Since April 2016, the state of California has been suffering through one of its worst fire seasons, and thousands of families have felt the effects. California wildfires are nothing new, but they’re becoming more severe and more frequent. No one can gauge when a fire will strike, but when one does, it can be life-changing.

Summit Valley resident Ryan Nuckols watches the Pilot Fire burn through his neighborhood in San Bernadino County, CA on August 8, 2016. Because of the Pilot Fire, multiple school districts canceled classes, stretches of roads to close down, and over 1,000 firefighters deployed to fight the fire. The Pilot Fire was one of two brush fires that burned through California that week, which was not unusual.

200 homes were lost and two deaths were confirmed as one of the largest brush fire in California raged through Kern County in late June 2016. With over 70 square miles burned, 2,000 firefighters deployed to try and contain the massive fire. “When you have heavy wind going at 40 to 50 mph, there’s not any fire department anywhere in the world that would be able to catch a fire going that fast," Kern County Fire Department spokesman Anthony Romero said in an LA Times article.

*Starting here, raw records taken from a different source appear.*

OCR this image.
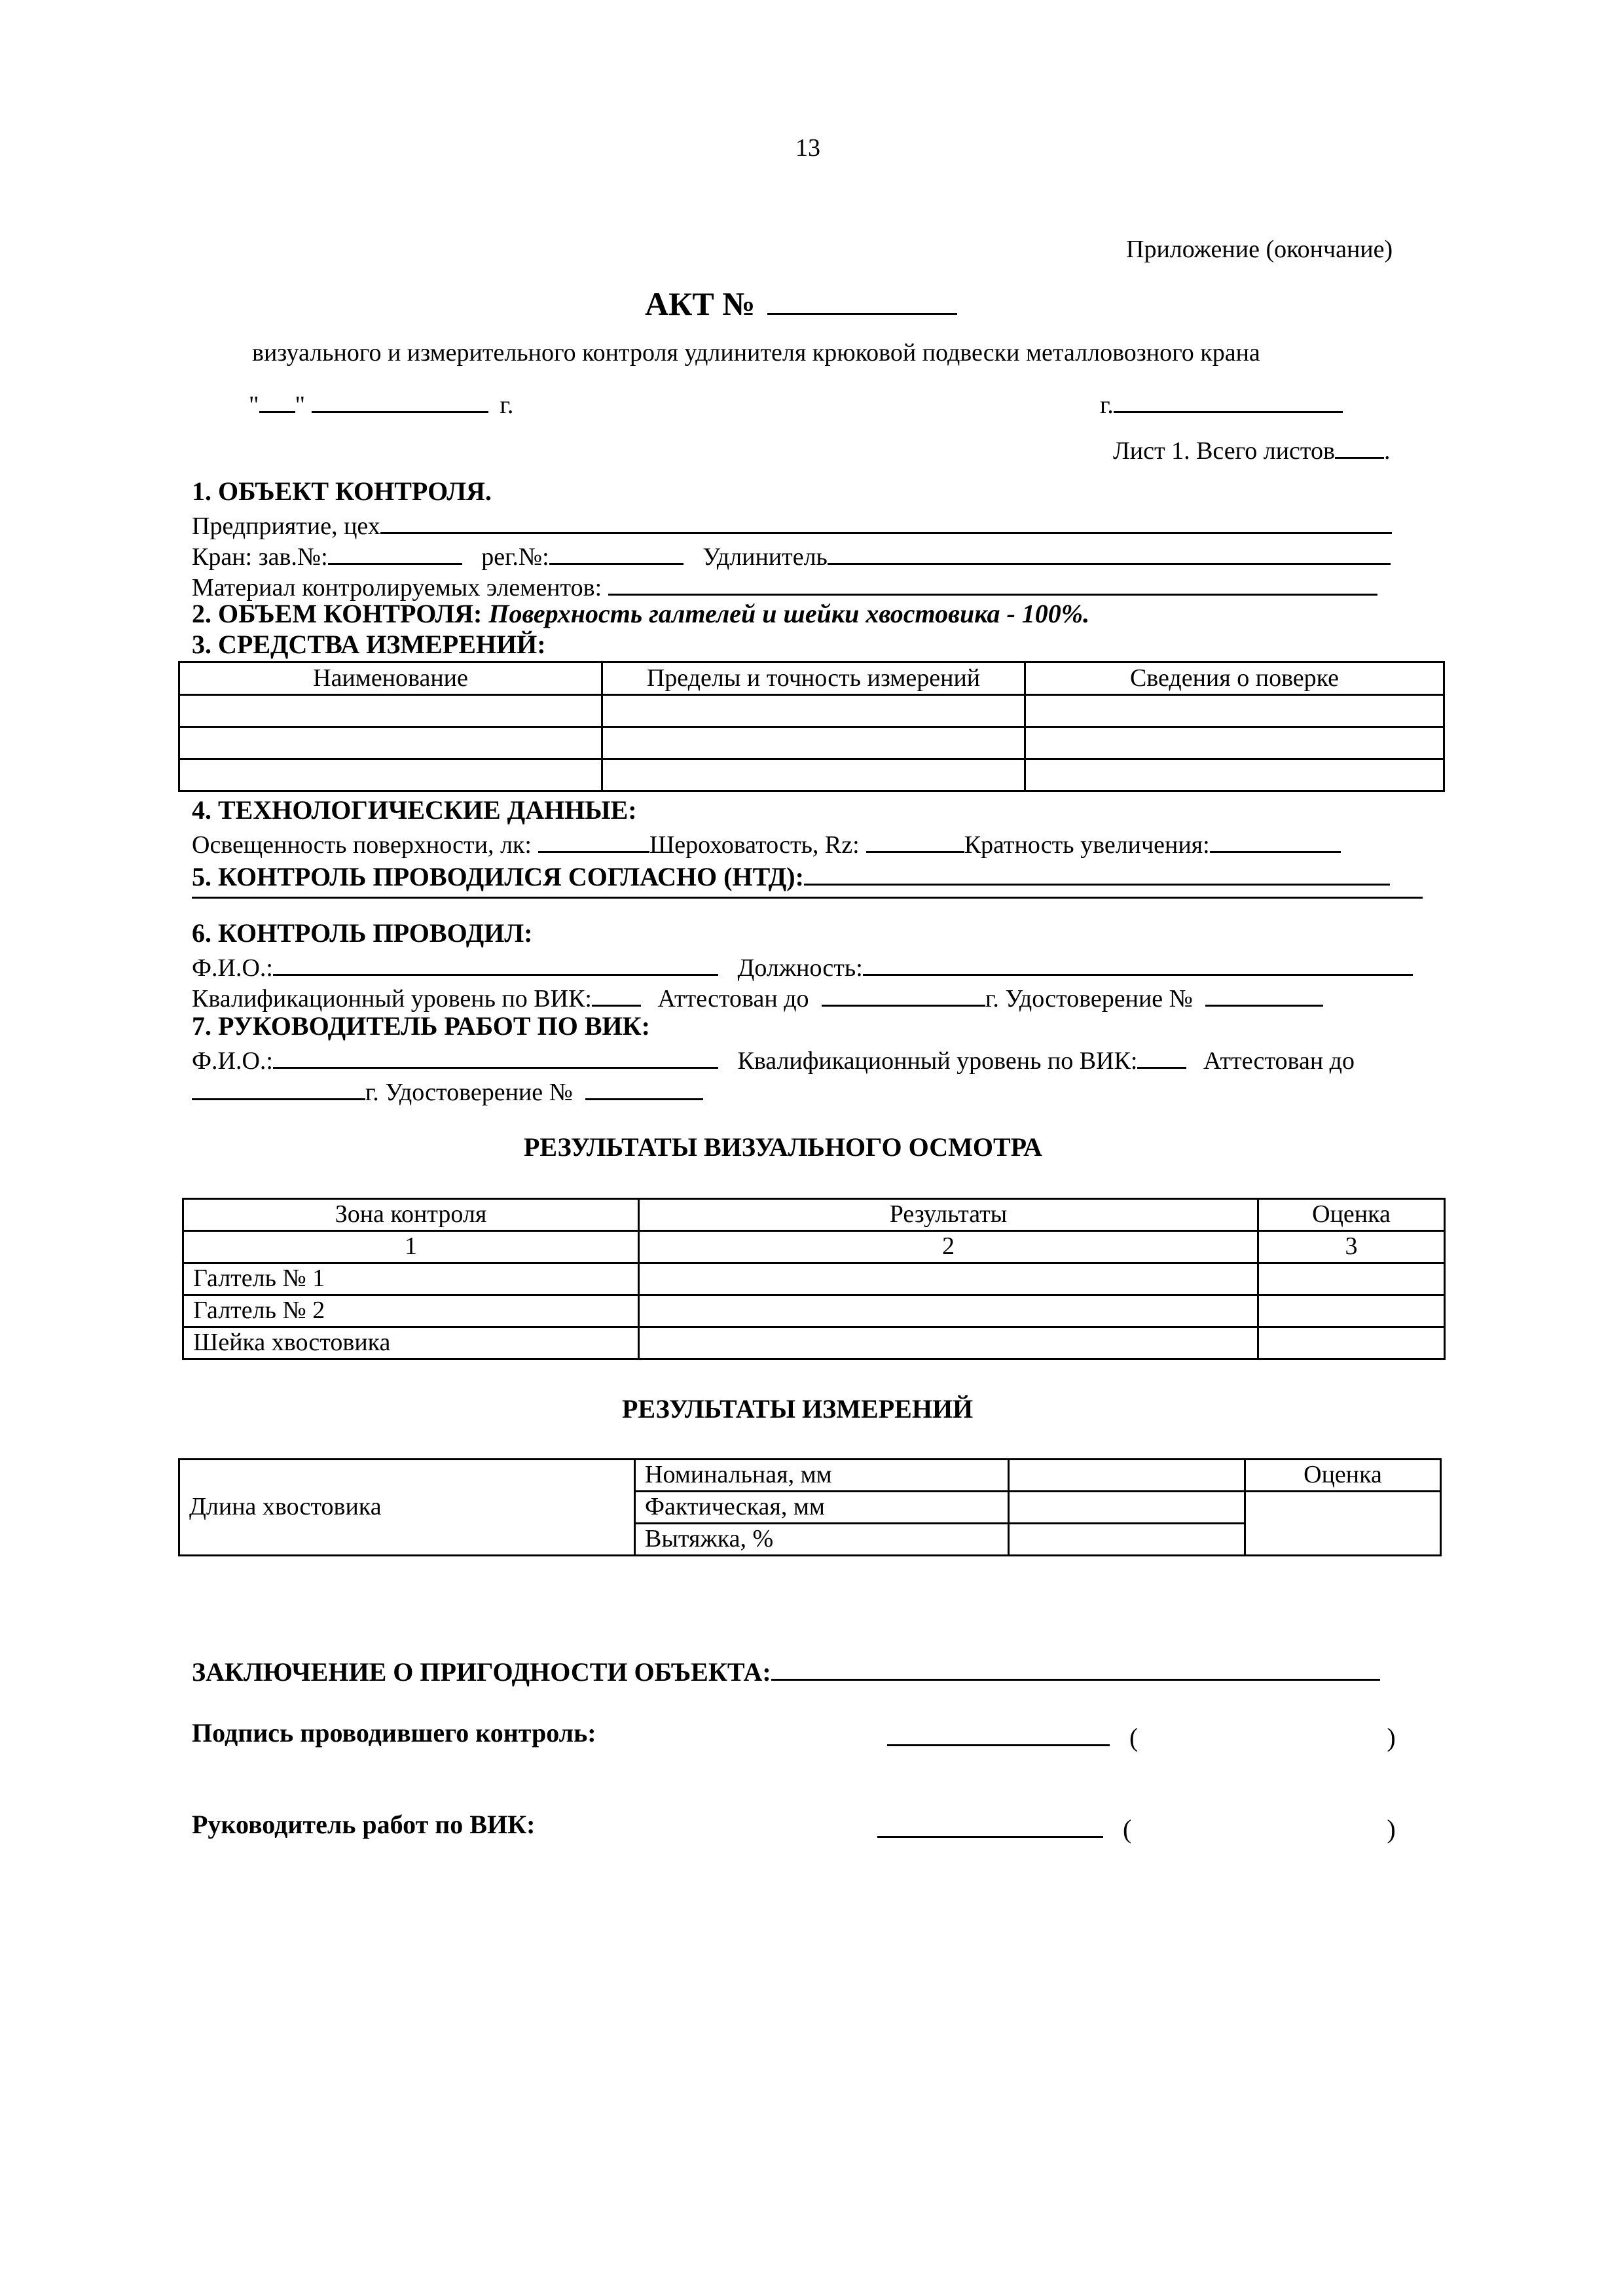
13
Приложение (окончание)
АКТ №
визуального и измерительного контроля удлинителя крюковой подвески металловозного крана
" "	г.	г.
Лист 1. Всего листов .
1. ОБЪЕКТ КОНТРОЛЯ.
Предприятие, цех
Кран: зав.№:	рег.№:	Удлинитель
Материал контролируемых элементов:
2. ОБЪЕМ КОНТРОЛЯ: Поверхность галтелей и шейки хвостовика - 100%.
3. СРЕДСТВА ИЗМЕРЕНИЙ:
Наименование	Пределы и точность измерений	Сведения о поверке

4. ТЕХНОЛОГИЧЕСКИЕ ДАННЫЕ:
Освещенность поверхности, лк:	Шероховатость, Rz:	Кратность увеличения:
5. КОНТРОЛЬ ПРОВОДИЛСЯ СОГЛАСНО (НТД):
6. КОНТРОЛЬ ПРОВОДИЛ:
Ф.И.О.:	Должность:
Квалификационный уровень по ВИК:	Аттестован до	г. Удостоверение №
7. РУКОВОДИТЕЛЬ РАБОТ ПО ВИК:
Ф.И.О.:	Квалификационный уровень по ВИК:	Аттестован до
г. Удостоверение №
РЕЗУЛЬТАТЫ ВИЗУАЛЬНОГО ОСМОТРА
Зона контроля	Результаты	Оценка
1	2	3
Галтель № 1		
Галтель № 2		
Шейка хвостовика		
РЕЗУЛЬТАТЫ ИЗМЕРЕНИЙ
Длина хвостовика	Номинальная, мм		Оценка
	Фактическая, мм		
	Вытяжка, %		
ЗАКЛЮЧЕНИЕ О ПРИГОДНОСТИ ОБЪЕКТА:
Подпись проводившего контроль:	(	)
Руководитель работ по ВИК:	(	)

When Pico Union resident Diana (chose not to give last name) came back to her house on the evening of August 10, 2016, there was nothing left. Her home, along with two of her neighboring homes burned in a fire that displaced at least 40 residents in the area. Diana had two dogs that were in the house during the fire, one of which did not make it.

Camp 8 brush fire squad members (from left) Jason Polhill, Eric Moreno, and Evan Davis take a break as a valley catches fire in Duarte, California on June 20, 2016. As temperatures reached triple digits, more than 1,000 firefighters deployed to fight two fires that raged just miles apart from each other in Duarte and Azusa, California. Together, the fires burned around 5,000 acres and forced the evacuation of at least 770 homes according to the Los Angeles County Fire Department.

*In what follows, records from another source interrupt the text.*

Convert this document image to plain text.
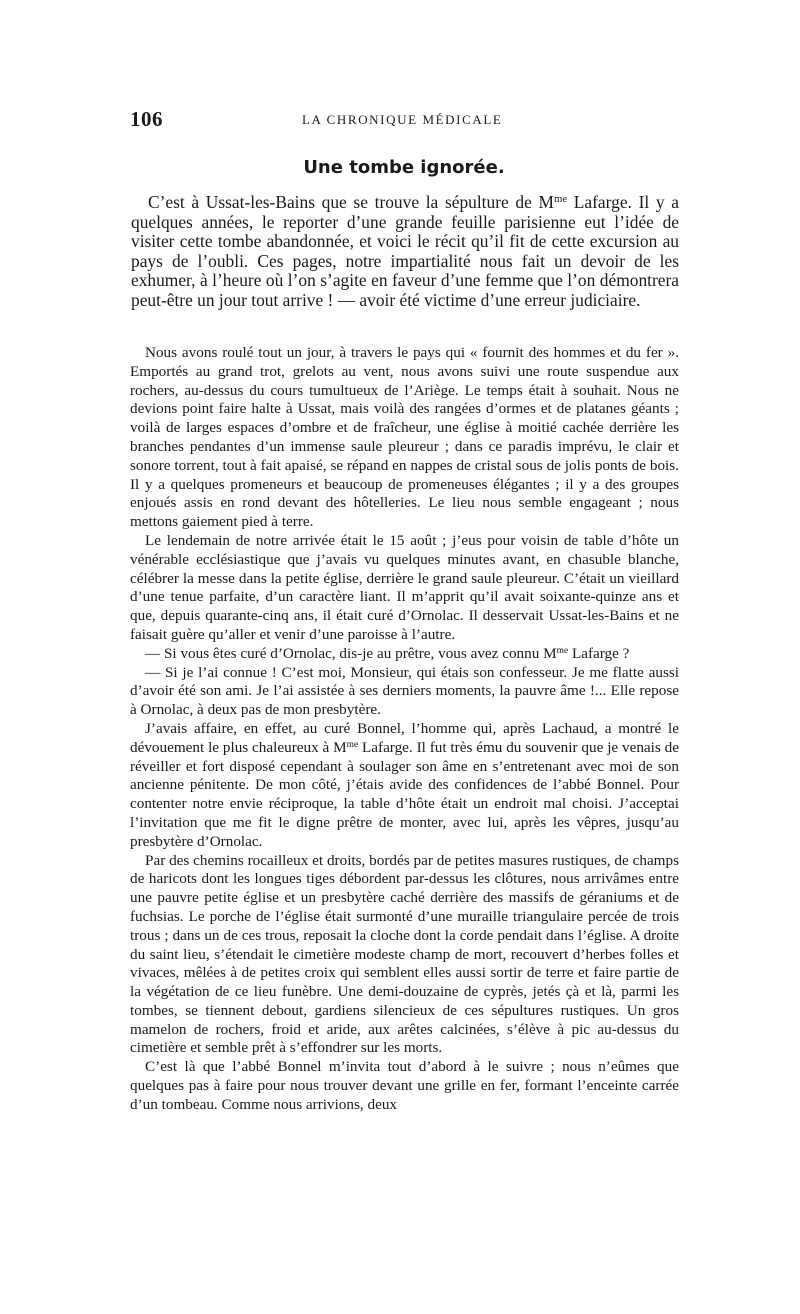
106	LA CHRONIQUE MÉDICALE
Une tombe ignorée.

C’est à Ussat-les-Bains que se trouve la sépulture de $M^{me}$ Lafarge. Il y a quelques années, le reporter d’une grande feuille parisienne eut l’idée de visiter cette tombe abandonnée, et voici le récit qu’il fit de cette excursion au pays de l’oubli. Ces pages, notre impartialité nous fait un devoir de les exhumer, à l’heure où l’on s’agite en faveur d’une femme que l’on démontrera peut-être un jour tout arrive ! — avoir été victime d’une erreur judiciaire.

Nous avons roulé tout un jour, à travers le pays qui « fournit des hommes et du fer ». Emportés au grand trot, grelots au vent, nous avons suivi une route suspendue aux rochers, au-dessus du cours tumultueux de l’Ariège. Le temps était à souhait. Nous ne devions point faire halte à Ussat, mais voilà des rangées d’ormes et de platanes géants ; voilà de larges espaces d’ombre et de fraîcheur, une église à moitié cachée derrière les branches pendantes d’un immense saule pleureur ; dans ce paradis imprévu, le clair et sonore torrent, tout à fait apaisé, se répand en nappes de cristal sous de jolis ponts de bois. Il y a quelques promeneurs et beaucoup de promeneuses élégantes ; il y a des groupes enjoués assis en rond devant des hôtelleries. Le lieu nous semble engageant ; nous mettons gaiement pied à terre.

Le lendemain de notre arrivée était le 15 août ; j’eus pour voisin de table d’hôte un vénérable ecclésiastique que j’avais vu quelques minutes avant, en chasuble blanche, célébrer la messe dans la petite église, derrière le grand saule pleureur. C’était un vieillard d’une tenue parfaite, d’un caractère liant. Il m’apprit qu’il avait soixante-quinze ans et que, depuis quarante-cinq ans, il était curé d’Ornolac. Il desservait Ussat-les-Bains et ne faisait guère qu’aller et venir d’une paroisse à l’autre.

— Si vous êtes curé d’Ornolac, dis-je au prêtre, vous avez connu $M^{me}$ Lafarge ?

— Si je l’ai connue ! C’est moi, Monsieur, qui étais son confesseur. Je me flatte aussi d’avoir été son ami. Je l’ai assistée à ses derniers moments, la pauvre âme !... Elle repose à Ornolac, à deux pas de mon presbytère.

J’avais affaire, en effet, au curé Bonnel, l’homme qui, après Lachaud, a montré le dévouement le plus chaleureux à $M^{me}$ Lafarge. Il fut très ému du souvenir que je venais de réveiller et fort disposé cependant à soulager son âme en s’entretenant avec moi de son ancienne pénitente. De mon côté, j’étais avide des confidences de l’abbé Bonnel. Pour contenter notre envie réciproque, la table d’hôte était un endroit mal choisi. J’acceptai l’invitation que me fit le digne prêtre de monter, avec lui, après les vêpres, jusqu’au presbytère d’Ornolac.

Par des chemins rocailleux et droits, bordés par de petites masures rustiques, de champs de haricots dont les longues tiges débordent par-dessus les clôtures, nous arrivâmes entre une pauvre petite église et un presbytère caché derrière des massifs de géraniums et de fuchsias. Le porche de l’église était surmonté d’une muraille triangulaire percée de trois trous ; dans un de ces trous, reposait la cloche dont la corde pendait dans l’église. A droite du saint lieu, s’étendait le cimetière modeste champ de mort, recouvert d’herbes folles et vivaces, mêlées à de petites croix qui semblent elles aussi sortir de terre et faire partie de la végétation de ce lieu funèbre. Une demi-douzaine de cyprès, jetés çà et là, parmi les tombes, se tiennent debout, gardiens silencieux de ces sépultures rustiques. Un gros mamelon de rochers, froid et aride, aux arêtes calcinées, s’élève à pic au-dessus du cimetière et semble prêt à s’effondrer sur les morts.

C’est là que l’abbé Bonnel m’invita tout d’abord à le suivre ; nous n’eûmes que quelques pas à faire pour nous trouver devant une grille en fer, formant l’enceinte carrée d’un tombeau. Comme nous arrivions, deux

"It's like you’re at the last mile of a marathon, and then they tell you that you have another mile to go, and another, and another," said Steven Christman, camp 8 brush fire squad member. Because of the increasingly high number of fires this summer and the shortage of fire fighters across California, Christman and his brush fire squad have had to work for weeks on end without a day off. "You just keep going," said Christman. "You don't really have a choice."

Firefighter Jesse Rivera conducts a firing operation to help stop the Erskine Fire from spreading in Kern County. During a fire operation, firefighters burn an area of land to stop a larger fire from spreading past the burnt area.

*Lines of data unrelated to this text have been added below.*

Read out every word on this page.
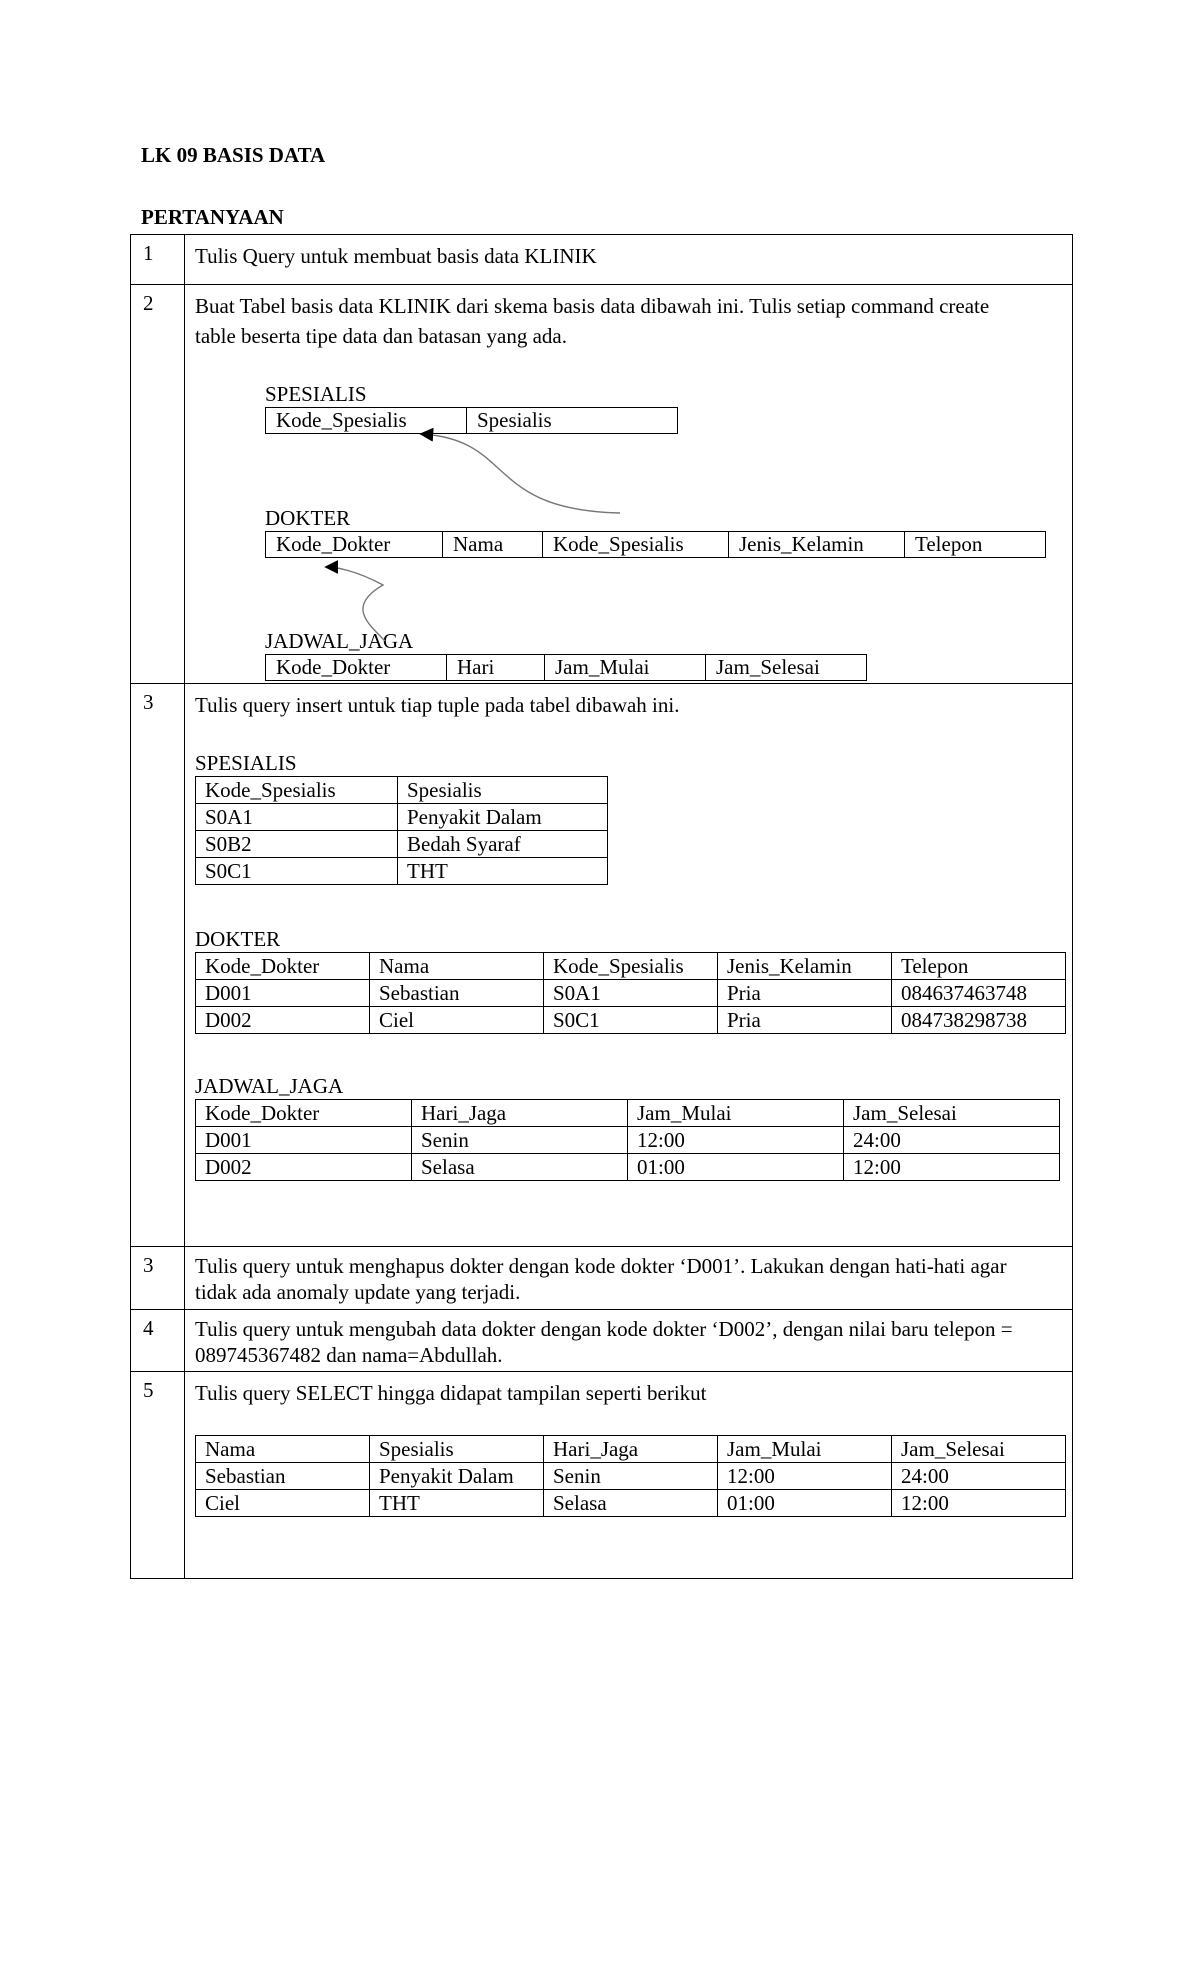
LK 09 BASIS DATA
PERTANYAAN
1	Tulis Query untuk membuat basis data KLINIK
2	Buat Tabel basis data KLINIK dari skema basis data dibawah ini. Tulis setiap command create table beserta tipe data dan batasan yang ada.
SPESIALIS
Kode_Spesialis	Spesialis
DOKTER
Kode_Dokter	Nama	Kode_Spesialis	Jenis_Kelamin	Telepon
JADWAL_JAGA
Kode_Dokter	Hari	Jam_Mulai	Jam_Selesai

3	Tulis query insert untuk tiap tuple pada tabel dibawah ini.
SPESIALIS
Kode_Spesialis	Spesialis
S0A1	Penyakit Dalam
S0B2	Bedah Syaraf
S0C1	THT
DOKTER
Kode_Dokter	Nama	Kode_Spesialis	Jenis_Kelamin	Telepon
D001	Sebastian	S0A1	Pria	084637463748
D002	Ciel	S0C1	Pria	084738298738
JADWAL_JAGA
Kode_Dokter	Hari_Jaga	Jam_Mulai	Jam_Selesai
D001	Senin	12:00	24:00
D002	Selasa	01:00	12:00

3	Tulis query untuk menghapus dokter dengan kode dokter ‘D001’. Lakukan dengan hati-hati agar tidak ada anomaly update yang terjadi.

4	Tulis query untuk mengubah data dokter dengan kode dokter ‘D002’, dengan nilai baru telepon = 089745367482 dan nama=Abdullah.

5	Tulis query SELECT hingga didapat tampilan seperti berikut
Nama	Spesialis	Hari_Jaga	Jam_Mulai	Jam_Selesai
Sebastian	Penyakit Dalam	Senin	12:00	24:00
Ciel	THT	Selasa	01:00	12:00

Fire retardant completely covered a house in Sagecrest Circle in Newell, California, as a brush fire burned directly beside their house in the Santa Clarita Valley on July 9, 2016. The fire forced about 2,000 residents to evacuate the area.

Squirrel Valley resident Christina Chaparro does her daughter Alexis' hair as her brother Angel relaxes on the floor of Kernville Elementary School. The elementary school was transformed into an evacuation center for families that were forced to evacuate there homes during the Erskine Fire. "I did not think it was that bad until we got to the shelter," Christina said. "Thank God we are safe." Christina is one of dozens of Kern County residents waiting to be released so they can see if there homes survived the fire.

CAL FIRE crew members Bradley Hutchings, left, and Eric Calley observe the Erskine Fire as it descends down Kelsoe Valley in Kern County. The Kelsoe Valley is a small portion of the 8,000 acres that burned within the first 24 hours of the Erskine Fire erupting.

Although families were not allowed to go back to their homes a couple days after the Kern County Fire erupted, South Lake residents Sandy Lake, 63, and her son-in-law Chris Myers, 37, were able to sneak into their neighborhood. "I was just devastated," Lake said in response to seeing her mobile home burned to the ground. Over 100 homes were lost in their neighborhood alone during the Kern County Fire. As Lake and her son-in-law searched for family items amidst the rubble, they were only able to recover a couple pieces of jewelry.

Los Angeles County Firefighters hose down an area of the Santa Clarita Valley that had burned during a brush fire on July 9, 2016.